Behcet's disease is a rare autoimmune disorder that causes your blood vessels to become inflamed. A type of vasculitis, Behcet's can affect any blood vessel or organ in your body. For this reason, you may have different symptoms than someone else with Behcet's.
Many people with Behcet's only have mild to moderate symptoms. However, the disease can potentially cut off the blood supply to organs, causing serious consequences.
Causes and Symptoms of Behcet's Disease
Autoimmune disorders like Behcet's occur when the immune system mistakenly attacks the body’s own tissues. It is not yet known what causes Behcet’s. People with Behcet's are more likely to have the genetic marker HLA-B51; however, not everyone with this gene gets Behcet's. For this reason, scientists believe that an infection or something in the environment may also play a role.
The following five symptoms are most common in people with Behcet's:
- Recurring sores in your mouth (at least three times in 12 months)
- Recurring genital sores
- Eye inflammation, which may cause redness, blurry vision or vision loss
- Acne-like skin sores or skin rashes
- Swollen joints (arthritis)
People with more serious cases of Behcet’s disease may have additional symptoms, including the following:
- Swelling in arms or legs from blood clots
- Abdominal pain, diarrhea or intestinal bleeding
- Headache, fever, poor balance or stroke
Sometimes your Behcet's symptoms look like symptoms for other diseases, such as Crohn's disease, or your symptoms may emerge slowly over several years. This makes diagnosis tricky.
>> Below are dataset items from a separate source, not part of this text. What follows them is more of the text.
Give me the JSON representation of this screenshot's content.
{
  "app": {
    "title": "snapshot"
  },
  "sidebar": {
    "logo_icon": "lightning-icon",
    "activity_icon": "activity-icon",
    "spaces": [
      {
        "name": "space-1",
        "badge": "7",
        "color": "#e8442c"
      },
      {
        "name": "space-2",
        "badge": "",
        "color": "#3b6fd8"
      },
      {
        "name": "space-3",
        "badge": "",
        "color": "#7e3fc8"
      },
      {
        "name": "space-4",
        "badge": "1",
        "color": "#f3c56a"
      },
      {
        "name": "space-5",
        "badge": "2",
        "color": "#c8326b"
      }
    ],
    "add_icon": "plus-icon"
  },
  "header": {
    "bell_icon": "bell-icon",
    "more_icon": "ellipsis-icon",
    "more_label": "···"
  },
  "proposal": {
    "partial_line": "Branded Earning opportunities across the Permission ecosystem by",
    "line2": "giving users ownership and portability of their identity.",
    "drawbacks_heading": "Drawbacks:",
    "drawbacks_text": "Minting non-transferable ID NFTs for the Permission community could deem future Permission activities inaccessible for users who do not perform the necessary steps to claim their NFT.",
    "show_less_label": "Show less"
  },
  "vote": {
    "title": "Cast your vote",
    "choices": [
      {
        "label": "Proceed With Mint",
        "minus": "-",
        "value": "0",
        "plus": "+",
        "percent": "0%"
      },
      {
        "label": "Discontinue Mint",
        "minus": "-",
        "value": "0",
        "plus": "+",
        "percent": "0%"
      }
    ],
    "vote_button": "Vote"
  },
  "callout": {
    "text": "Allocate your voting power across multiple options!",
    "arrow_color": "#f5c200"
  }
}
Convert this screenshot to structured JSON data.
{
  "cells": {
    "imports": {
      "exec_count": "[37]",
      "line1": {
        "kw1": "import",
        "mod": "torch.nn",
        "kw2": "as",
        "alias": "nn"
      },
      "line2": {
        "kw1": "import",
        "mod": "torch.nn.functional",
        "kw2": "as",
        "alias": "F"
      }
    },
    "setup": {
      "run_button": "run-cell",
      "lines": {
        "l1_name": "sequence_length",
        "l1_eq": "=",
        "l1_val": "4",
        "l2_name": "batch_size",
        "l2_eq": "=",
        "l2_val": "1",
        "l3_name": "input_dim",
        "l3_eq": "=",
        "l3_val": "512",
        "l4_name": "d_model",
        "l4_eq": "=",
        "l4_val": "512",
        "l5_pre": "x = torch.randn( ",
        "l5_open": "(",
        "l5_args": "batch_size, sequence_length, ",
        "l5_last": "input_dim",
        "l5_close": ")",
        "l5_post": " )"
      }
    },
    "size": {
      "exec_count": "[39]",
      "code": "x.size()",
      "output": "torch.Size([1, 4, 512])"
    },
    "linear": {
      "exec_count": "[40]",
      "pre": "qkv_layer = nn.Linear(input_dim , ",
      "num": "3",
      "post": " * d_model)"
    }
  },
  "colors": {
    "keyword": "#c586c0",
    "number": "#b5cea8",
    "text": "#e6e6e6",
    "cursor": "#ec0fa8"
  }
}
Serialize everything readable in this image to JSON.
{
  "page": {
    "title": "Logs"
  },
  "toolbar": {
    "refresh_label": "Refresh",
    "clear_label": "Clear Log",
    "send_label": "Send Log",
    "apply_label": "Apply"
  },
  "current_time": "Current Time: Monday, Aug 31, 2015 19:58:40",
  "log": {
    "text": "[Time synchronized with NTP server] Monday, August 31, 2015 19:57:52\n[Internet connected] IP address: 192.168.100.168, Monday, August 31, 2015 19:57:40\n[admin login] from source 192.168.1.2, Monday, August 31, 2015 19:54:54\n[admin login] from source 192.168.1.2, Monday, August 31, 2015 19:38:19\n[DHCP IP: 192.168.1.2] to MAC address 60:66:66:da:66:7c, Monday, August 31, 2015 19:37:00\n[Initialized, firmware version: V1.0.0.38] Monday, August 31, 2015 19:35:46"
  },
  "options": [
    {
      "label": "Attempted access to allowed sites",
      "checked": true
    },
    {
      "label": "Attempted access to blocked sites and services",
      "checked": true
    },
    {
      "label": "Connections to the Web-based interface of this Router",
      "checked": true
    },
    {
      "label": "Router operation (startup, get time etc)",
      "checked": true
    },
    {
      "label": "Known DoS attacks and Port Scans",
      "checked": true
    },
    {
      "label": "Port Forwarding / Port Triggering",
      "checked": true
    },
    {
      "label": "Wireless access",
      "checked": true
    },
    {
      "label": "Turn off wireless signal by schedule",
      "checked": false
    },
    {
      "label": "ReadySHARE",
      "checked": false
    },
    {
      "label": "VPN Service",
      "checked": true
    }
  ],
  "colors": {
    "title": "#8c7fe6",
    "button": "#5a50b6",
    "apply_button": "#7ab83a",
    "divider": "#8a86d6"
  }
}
That's when the expertise of an experienced rheumatologist is needed.
Rush rheumatologists aim to make an accurate diagnosis as quickly as possible. In addition to listening to your symptom history, we may order certain tests, including the following:
- A blood test for the HLA-B51 genetic marker
- Other blood tests and imaging tests to rule out other diseases
- A skin prick test (pathergy) to see if your immune system overreacts to the small injury
Behcet's Disease Treatment at Rush
Behcet's disease is treatable but not curable. Symptoms may disappear (go into remission) and come back (flare). Your Rush rheumatologist will work with you to develop a personalized plan to reduce your pain, and prevent flares and complications. With effective treatment, flares typically become less frequent.
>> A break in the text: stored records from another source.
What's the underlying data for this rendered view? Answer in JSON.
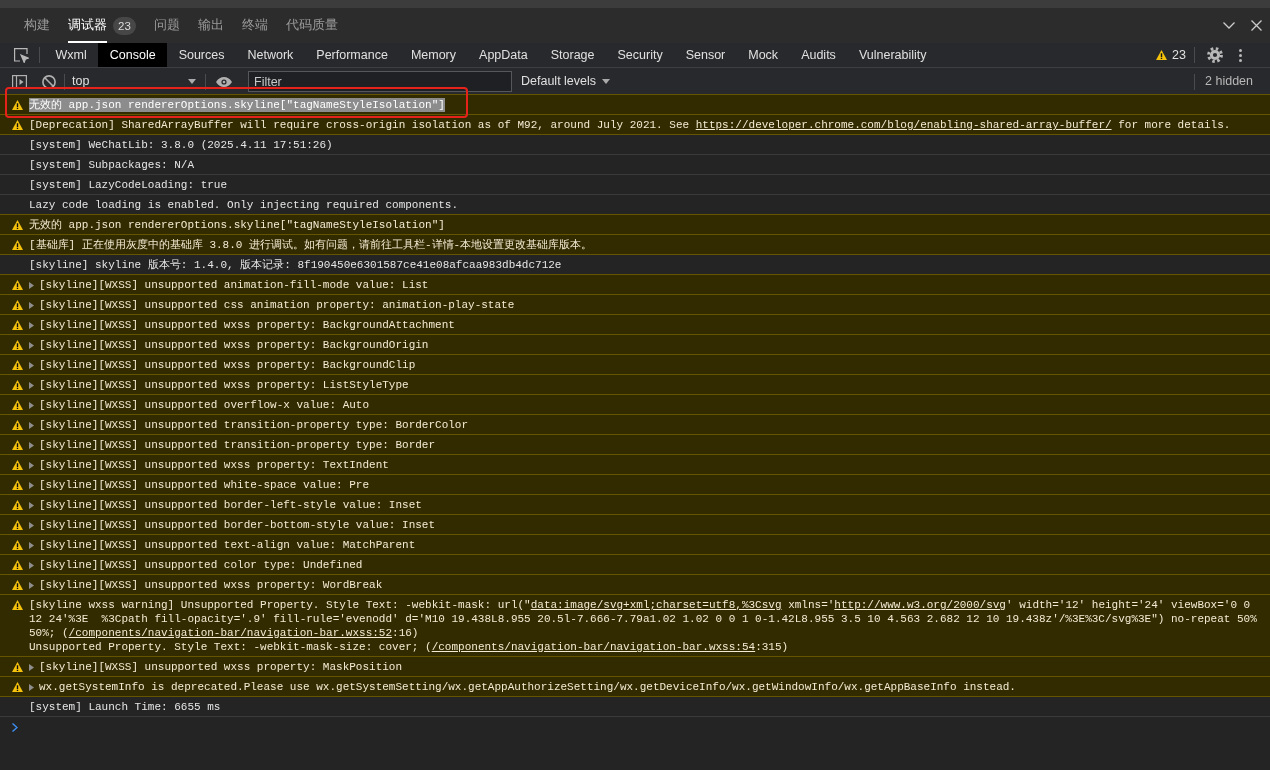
{
  "top_tabs": [
    {
      "label": "构建",
      "selected": false
    },
    {
      "label": "调试器",
      "selected": true,
      "badge": "23"
    },
    {
      "label": "问题",
      "selected": false
    },
    {
      "label": "输出",
      "selected": false
    },
    {
      "label": "终端",
      "selected": false
    },
    {
      "label": "代码质量",
      "selected": false
    }
  ],
  "devtools_tabs": [
    {
      "label": "Wxml",
      "selected": false
    },
    {
      "label": "Console",
      "selected": true
    },
    {
      "label": "Sources",
      "selected": false
    },
    {
      "label": "Network",
      "selected": false
    },
    {
      "label": "Performance",
      "selected": false
    },
    {
      "label": "Memory",
      "selected": false
    },
    {
      "label": "AppData",
      "selected": false
    },
    {
      "label": "Storage",
      "selected": false
    },
    {
      "label": "Security",
      "selected": false
    },
    {
      "label": "Sensor",
      "selected": false
    },
    {
      "label": "Mock",
      "selected": false
    },
    {
      "label": "Audits",
      "selected": false
    },
    {
      "label": "Vulnerability",
      "selected": false
    }
  ],
  "issues": {
    "count": "23"
  },
  "console_toolbar": {
    "context": "top",
    "filter": {
      "placeholder": "Filter"
    },
    "levels": "Default levels",
    "hidden": "2 hidden"
  },
  "messages": [
    {
      "kind": "warning",
      "expandable": false,
      "annotated": true,
      "text_selected": true,
      "text": "无效的 app.json rendererOptions.skyline[\"tagNameStyleIsolation\"]"
    },
    {
      "kind": "warning",
      "expandable": false,
      "annotated": false,
      "text_selected": false,
      "parts": [
        {
          "kind": "text",
          "text": "[Deprecation] SharedArrayBuffer will require cross-origin isolation as of M92, around July 2021. See "
        },
        {
          "kind": "link",
          "text": "https://developer.chrome.com/blog/enabling-shared-array-buffer/"
        },
        {
          "kind": "text",
          "text": " for more details."
        }
      ]
    },
    {
      "kind": "info",
      "expandable": false,
      "annotated": false,
      "text_selected": false,
      "text": "[system] WeChatLib: 3.8.0 (2025.4.11 17:51:26)"
    },
    {
      "kind": "info",
      "expandable": false,
      "annotated": false,
      "text_selected": false,
      "text": "[system] Subpackages: N/A"
    },
    {
      "kind": "info",
      "expandable": false,
      "annotated": false,
      "text_selected": false,
      "text": "[system] LazyCodeLoading: true"
    },
    {
      "kind": "info",
      "expandable": false,
      "annotated": false,
      "text_selected": false,
      "text": "Lazy code loading is enabled. Only injecting required components."
    },
    {
      "kind": "warning",
      "expandable": false,
      "annotated": false,
      "text_selected": false,
      "text": "无效的 app.json rendererOptions.skyline[\"tagNameStyleIsolation\"]"
    },
    {
      "kind": "warning",
      "expandable": false,
      "annotated": false,
      "text_selected": false,
      "text": "[基础库] 正在使用灰度中的基础库 3.8.0 进行调试。如有问题，请前往工具栏-详情-本地设置更改基础库版本。"
    },
    {
      "kind": "info",
      "expandable": false,
      "annotated": false,
      "text_selected": false,
      "text": "[skyline] skyline 版本号: 1.4.0, 版本记录: 8f190450e6301587ce41e08afcaa983db4dc712e"
    },
    {
      "kind": "warning",
      "expandable": true,
      "annotated": false,
      "text_selected": false,
      "text": "[skyline][WXSS] unsupported animation-fill-mode value: List"
    },
    {
      "kind": "warning",
      "expandable": true,
      "annotated": false,
      "text_selected": false,
      "text": "[skyline][WXSS] unsupported css animation property: animation-play-state"
    },
    {
      "kind": "warning",
      "expandable": true,
      "annotated": false,
      "text_selected": false,
      "text": "[skyline][WXSS] unsupported wxss property: BackgroundAttachment"
    },
    {
      "kind": "warning",
      "expandable": true,
      "annotated": false,
      "text_selected": false,
      "text": "[skyline][WXSS] unsupported wxss property: BackgroundOrigin"
    },
    {
      "kind": "warning",
      "expandable": true,
      "annotated": false,
      "text_selected": false,
      "text": "[skyline][WXSS] unsupported wxss property: BackgroundClip"
    },
    {
      "kind": "warning",
      "expandable": true,
      "annotated": false,
      "text_selected": false,
      "text": "[skyline][WXSS] unsupported wxss property: ListStyleType"
    },
    {
      "kind": "warning",
      "expandable": true,
      "annotated": false,
      "text_selected": false,
      "text": "[skyline][WXSS] unsupported overflow-x value: Auto"
    },
    {
      "kind": "warning",
      "expandable": true,
      "annotated": false,
      "text_selected": false,
      "text": "[skyline][WXSS] unsupported transition-property type: BorderColor"
    },
    {
      "kind": "warning",
      "expandable": true,
      "annotated": false,
      "text_selected": false,
      "text": "[skyline][WXSS] unsupported transition-property type: Border"
    },
    {
      "kind": "warning",
      "expandable": true,
      "annotated": false,
      "text_selected": false,
      "text": "[skyline][WXSS] unsupported wxss property: TextIndent"
    },
    {
      "kind": "warning",
      "expandable": true,
      "annotated": false,
      "text_selected": false,
      "text": "[skyline][WXSS] unsupported white-space value: Pre"
    },
    {
      "kind": "warning",
      "expandable": true,
      "annotated": false,
      "text_selected": false,
      "text": "[skyline][WXSS] unsupported border-left-style value: Inset"
    },
    {
      "kind": "warning",
      "expandable": true,
      "annotated": false,
      "text_selected": false,
      "text": "[skyline][WXSS] unsupported border-bottom-style value: Inset"
    },
    {
      "kind": "warning",
      "expandable": true,
      "annotated": false,
      "text_selected": false,
      "text": "[skyline][WXSS] unsupported text-align value: MatchParent"
    },
    {
      "kind": "warning",
      "expandable": true,
      "annotated": false,
      "text_selected": false,
      "text": "[skyline][WXSS] unsupported color type: Undefined"
    },
    {
      "kind": "warning",
      "expandable": true,
      "annotated": false,
      "text_selected": false,
      "text": "[skyline][WXSS] unsupported wxss property: WordBreak"
    },
    {
      "kind": "warning",
      "expandable": false,
      "annotated": false,
      "text_selected": false,
      "parts": [
        {
          "kind": "text",
          "text": "[skyline wxss warning] Unsupported Property. Style Text: -webkit-mask: url(\""
        },
        {
          "kind": "link",
          "text": "data:image/svg+xml;charset=utf8,%3Csvg"
        },
        {
          "kind": "text",
          "text": " xmlns='"
        },
        {
          "kind": "link",
          "text": "http://www.w3.org/2000/svg"
        },
        {
          "kind": "text",
          "text": "' width='12' height='24' viewBox='0 0 12 24'%3E  %3Cpath fill-opacity='.9' fill-rule='evenodd' d='M10 19.438L8.955 20.5l-7.666-7.79a1.02 1.02 0 0 1 0-1.42L8.955 3.5 10 4.563 2.682 12 10 19.438z'/%3E%3C/svg%3E\") no-repeat 50% 50%; ("
        },
        {
          "kind": "link",
          "text": "/components/navigation-bar/navigation-bar.wxss:52"
        },
        {
          "kind": "text",
          "text": ":16)\nUnsupported Property. Style Text: -webkit-mask-size: cover; ("
        },
        {
          "kind": "link",
          "text": "/components/navigation-bar/navigation-bar.wxss:54"
        },
        {
          "kind": "text",
          "text": ":315)"
        }
      ]
    },
    {
      "kind": "warning",
      "expandable": true,
      "annotated": false,
      "text_selected": false,
      "text": "[skyline][WXSS] unsupported wxss property: MaskPosition"
    },
    {
      "kind": "warning",
      "expandable": true,
      "annotated": false,
      "text_selected": false,
      "text": "wx.getSystemInfo is deprecated.Please use wx.getSystemSetting/wx.getAppAuthorizeSetting/wx.getDeviceInfo/wx.getWindowInfo/wx.getAppBaseInfo instead."
    },
    {
      "kind": "info",
      "expandable": false,
      "annotated": false,
      "text_selected": false,
      "text": "[system] Launch Time: 6655 ms"
    }
  ]
}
Medications: Your treatment at Rush might include the following medications:
- Corticosteroids to reduce pain and inflammation
- Immunosuppressive medicine to control the immune system, reduce inflammation and prevent flares
- Eye drops for inflammation in the eyes.
- Topical steroids to treat rashes and other skin symptoms
Lifestyle changes: Getting a lot of rest when your symptoms are flaring may help. During periods of remission, moderate exercise, such as swimming or walking, can help prevent flares.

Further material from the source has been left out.